A couple of months ago I attended the MCA Tenanted Pub Company Summit for the first time. It was fascinating and had a huge impact on my long-held views on this part of our industry.
When I started Red Mist Leisure in 2004, our first step into the world of pubs was via a tied Punch lease on the Surrey/Sussex border. It was a small and idyllic rural pub with great potential but it was in a real mess, trade was non-existent and the building was tired and dilapidated. We had few funds so we closed while we did the cosmetic improvements ourselves pending a joint refurbishment with Punch later.

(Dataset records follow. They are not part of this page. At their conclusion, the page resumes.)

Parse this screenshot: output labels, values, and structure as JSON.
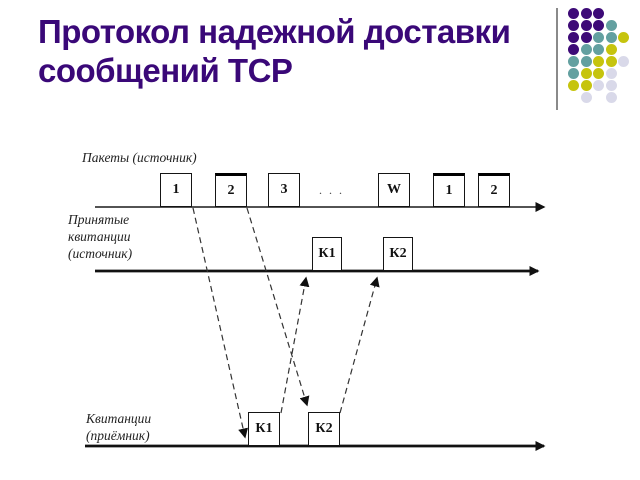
{
  "slide": {
    "title_lines": [
      "Протокол надежной доставки",
      "сообщений TCP"
    ],
    "title_color": "#3A0878"
  },
  "decoration": {
    "dot_colors": {
      "P": "#3D0A77",
      "T": "#63A0A0",
      "Y": "#C6C40E",
      "L": "#D9D9E9"
    },
    "dot_rows": [
      "PPP",
      "PPPT",
      "PPTTY",
      "PTTY",
      "TTYYL",
      "TYYL",
      "YYLL",
      ".L.L"
    ],
    "separator_color": "#8a8a8a"
  },
  "diagram": {
    "line_color": "#1a1a1a",
    "packets_timeline_label": "Пакеты (источник)",
    "received_acks_label": [
      "Принятые",
      "квитанции",
      "(источник)"
    ],
    "receiver_acks_label": [
      "Квитанции",
      "(приёмник)"
    ],
    "ellipsis": ". . .",
    "packet_boxes": [
      "1",
      "2",
      "3",
      "W",
      "1",
      "2"
    ],
    "source_ack_boxes": [
      "К1",
      "К2"
    ],
    "receiver_ack_boxes": [
      "К1",
      "К2"
    ]
  }
}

I had just turned 27 and although I had some solid hospitality experience behind me, my only real experience of pubs was from the other side of the bar. As such I looked to Punch for guidance, especially when it came to planning the improvement works. I needed their input on what investment I needed to make, the extent of the refurbishment, and the style of design and décor. In hindsight I realise their knowledge and guidance was very poor, and we ended up with a pub that didn’t properly meet the needs of the target market or local community, had too much investment from both parties and was not sustainable.
I can’t of course lay all the blame with Punch, I have to take my fair share of the responsibility. But I looked to them as the experts and, ultimately, they weren’t.

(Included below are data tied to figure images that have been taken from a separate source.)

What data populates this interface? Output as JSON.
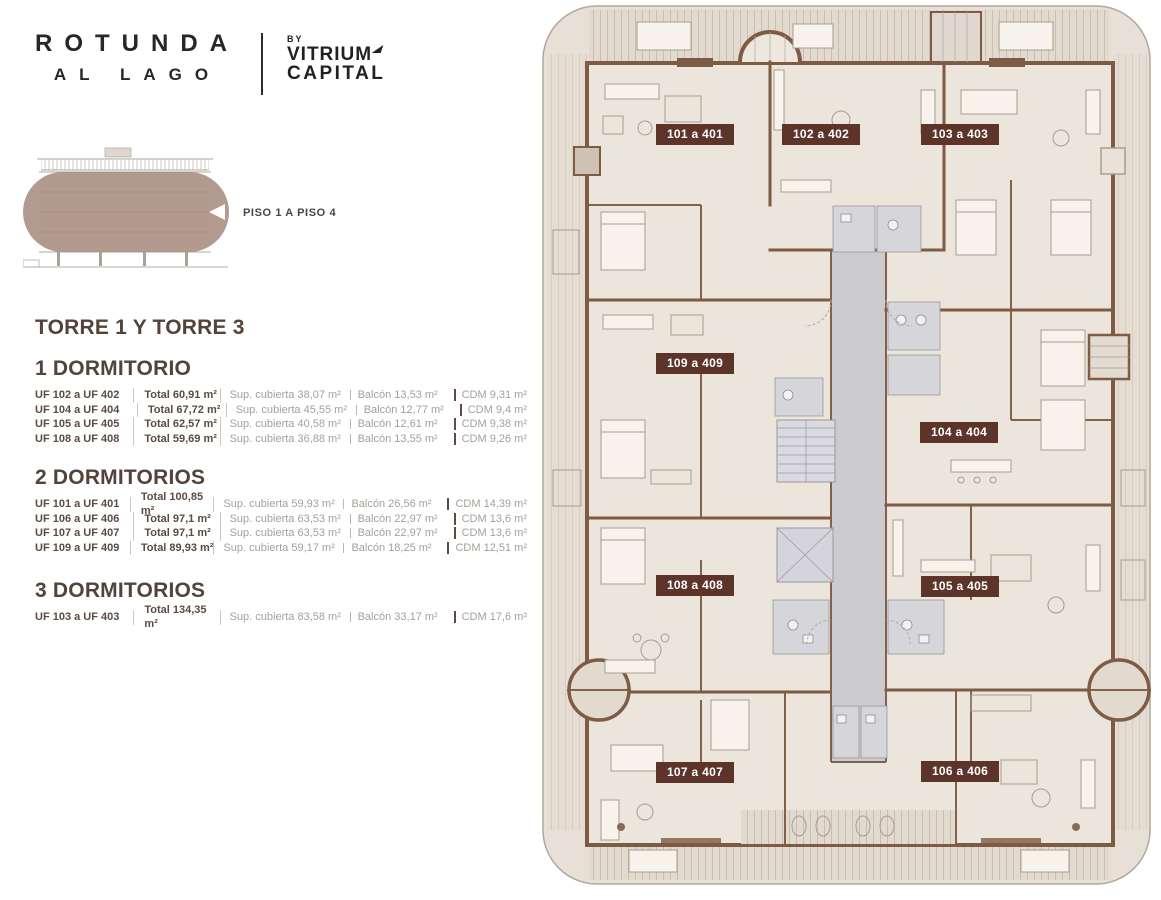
{
  "brand": {
    "name_line1": "ROTUNDA",
    "name_line2": "AL LAGO",
    "by": "BY",
    "partner_line1": "VITRIUM",
    "partner_line2": "CAPITAL"
  },
  "elevation": {
    "floor_range_label": "PISO 1 A PISO 4"
  },
  "tower_title": "TORRE 1 Y TORRE 3",
  "sections": [
    {
      "title": "1 DORMITORIO",
      "rows": [
        {
          "unit": "UF 102 a UF 402",
          "total": "Total 60,91 m²",
          "cubierta": "Sup. cubierta 38,07 m²",
          "balcon": "Balcón 13,53 m²",
          "cdm": "CDM 9,31 m²"
        },
        {
          "unit": "UF 104 a UF 404",
          "total": "Total 67,72 m²",
          "cubierta": "Sup. cubierta 45,55 m²",
          "balcon": "Balcón 12,77 m²",
          "cdm": "CDM 9,4 m²"
        },
        {
          "unit": "UF 105 a UF 405",
          "total": "Total 62,57 m²",
          "cubierta": "Sup. cubierta 40,58 m²",
          "balcon": "Balcón 12,61 m²",
          "cdm": "CDM 9,38 m²"
        },
        {
          "unit": "UF 108 a UF 408",
          "total": "Total 59,69 m²",
          "cubierta": "Sup. cubierta 36,88 m²",
          "balcon": "Balcón 13,55 m²",
          "cdm": "CDM 9,26 m²"
        }
      ]
    },
    {
      "title": "2 DORMITORIOS",
      "rows": [
        {
          "unit": "UF 101 a UF 401",
          "total": "Total 100,85 m²",
          "cubierta": "Sup. cubierta 59,93 m²",
          "balcon": "Balcón 26,56 m²",
          "cdm": "CDM 14,39 m²"
        },
        {
          "unit": "UF 106 a UF 406",
          "total": "Total 97,1 m²",
          "cubierta": "Sup. cubierta 63,53 m²",
          "balcon": "Balcón 22,97 m²",
          "cdm": "CDM 13,6 m²"
        },
        {
          "unit": "UF 107 a UF 407",
          "total": "Total 97,1 m²",
          "cubierta": "Sup. cubierta 63,53 m²",
          "balcon": "Balcón 22,97 m²",
          "cdm": "CDM 13,6 m²"
        },
        {
          "unit": "UF 109 a UF 409",
          "total": "Total 89,93 m²",
          "cubierta": "Sup. cubierta 59,17 m²",
          "balcon": "Balcón 18,25 m²",
          "cdm": "CDM 12,51 m²"
        }
      ]
    },
    {
      "title": "3 DORMITORIOS",
      "rows": [
        {
          "unit": "UF 103 a UF 403",
          "total": "Total 134,35 m²",
          "cubierta": "Sup. cubierta 83,58 m²",
          "balcon": "Balcón 33,17 m²",
          "cdm": "CDM 17,6 m²"
        }
      ]
    }
  ],
  "floorplan": {
    "units": [
      {
        "label": "101 a 401"
      },
      {
        "label": "102 a 402"
      },
      {
        "label": "103 a 403"
      },
      {
        "label": "109 a 409"
      },
      {
        "label": "104 a 404"
      },
      {
        "label": "108 a 408"
      },
      {
        "label": "105 a 405"
      },
      {
        "label": "107 a 407"
      },
      {
        "label": "106 a 406"
      }
    ]
  },
  "palette": {
    "badge": "#5d3429",
    "wall": "#7d5b45",
    "overlay": "#a88b7d",
    "corridor": "#cbcbd0",
    "heading": "#53433b",
    "text_dark": "#5b4b43",
    "text_muted": "#a5a098"
  }
}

Fifteen years on and holding to the view that many pubcos were out of touch and lacking clear direction, I now realise how wrong I’ve been. The leased and tenanted side of our industry has fragmented much over recent years and groups like Punch, EI Group, Admiral Taverns and Star Pubs & Bars are smaller and far more in tune with the needs of modern pub goers.
It was refreshing to hear talks from leaders of these companies outlining their strategic plans for the future.

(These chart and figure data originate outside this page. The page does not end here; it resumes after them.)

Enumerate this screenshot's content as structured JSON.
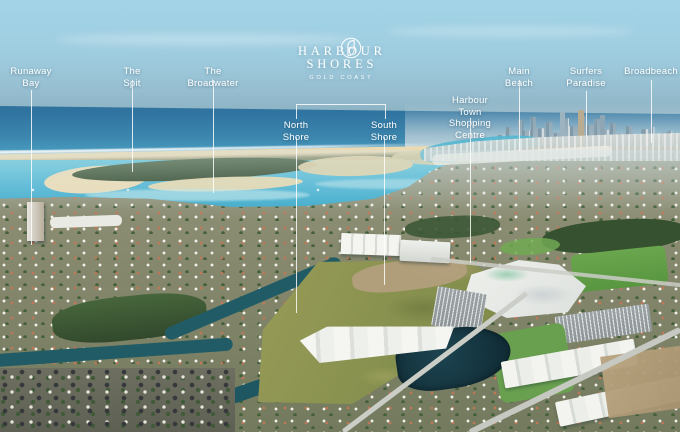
{
  "brand": {
    "monogram": "H",
    "name_line1": "HARBOUR",
    "name_line2": "SHORES",
    "tagline": "GOLD COAST"
  },
  "bracket": {
    "x1": 296,
    "x2": 384,
    "y": 104,
    "stub_height": 14
  },
  "callouts": [
    {
      "id": "runaway-bay",
      "lines": [
        "Runaway",
        "Bay"
      ],
      "x": 31,
      "label_top": 66,
      "segments": [
        {
          "top": 90,
          "bottom": 245
        }
      ]
    },
    {
      "id": "the-spit",
      "lines": [
        "The Spit"
      ],
      "x": 132,
      "label_top": 66,
      "segments": [
        {
          "top": 80,
          "bottom": 172
        }
      ]
    },
    {
      "id": "the-broadwater",
      "lines": [
        "The Broadwater"
      ],
      "x": 213,
      "label_top": 66,
      "segments": [
        {
          "top": 80,
          "bottom": 193
        }
      ]
    },
    {
      "id": "north-shore",
      "lines": [
        "North Shore"
      ],
      "x": 296,
      "label_top": 120,
      "segments": [
        {
          "top": 137,
          "bottom": 313
        }
      ]
    },
    {
      "id": "south-shore",
      "lines": [
        "South Shore"
      ],
      "x": 384,
      "label_top": 120,
      "segments": [
        {
          "top": 137,
          "bottom": 285
        }
      ]
    },
    {
      "id": "harbour-town-shopping-centre",
      "lines": [
        "Harbour Town",
        "Shopping Centre"
      ],
      "x": 470,
      "label_top": 95,
      "segments": [
        {
          "top": 118,
          "bottom": 263
        }
      ]
    },
    {
      "id": "main-beach",
      "lines": [
        "Main Beach"
      ],
      "x": 519,
      "label_top": 66,
      "segments": [
        {
          "top": 80,
          "bottom": 151
        }
      ]
    },
    {
      "id": "surfers-paradise",
      "lines": [
        "Surfers",
        "Paradise"
      ],
      "x": 586,
      "label_top": 66,
      "segments": [
        {
          "top": 91,
          "bottom": 136
        }
      ]
    },
    {
      "id": "broadbeach",
      "lines": [
        "Broadbeach"
      ],
      "x": 651,
      "label_top": 66,
      "segments": [
        {
          "top": 80,
          "bottom": 143
        }
      ]
    }
  ],
  "colors": {
    "label_text": "#ffffff",
    "leader_line": "#ffffff",
    "sky_top": "#a2d4e7",
    "sky_horizon": "#7ea5b6",
    "ocean_deep": "#2f74a0",
    "ocean_shallow": "#53b0cd",
    "broadwater": "#4fb6d4",
    "sand": "#ecdcb6",
    "spit_vegetation": "#3f5538",
    "suburb_base": "#8a8c72",
    "field_green": "#8b9150",
    "canal": "#215c66",
    "lake": "#122f39",
    "roof_white": "#f2f2ee",
    "roof_terracotta": "#b4684a",
    "tree_green": "#35512f"
  }
}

Each presentation was focused on key aspects like quality, passion, standards of operation, customer engagement and local communities, areas I believe had been overlooked for too long.
Later in the day we heard from Peter Hansen, of Sapient Corporate Finance, who pointed out the huge interest and investment this part of the industry is attracting from various financial institutions.
The thoughts and experiences of the day really stuck with me. The leased and tenanted sector has had a rough ride over the past 10 years and we are all aware of pub closing consequences that have followed. However, the dynamics have changed, a substantial shift has occurred and, looking ahead, I am really optimistic about the future success of the sector if the current direction is followed.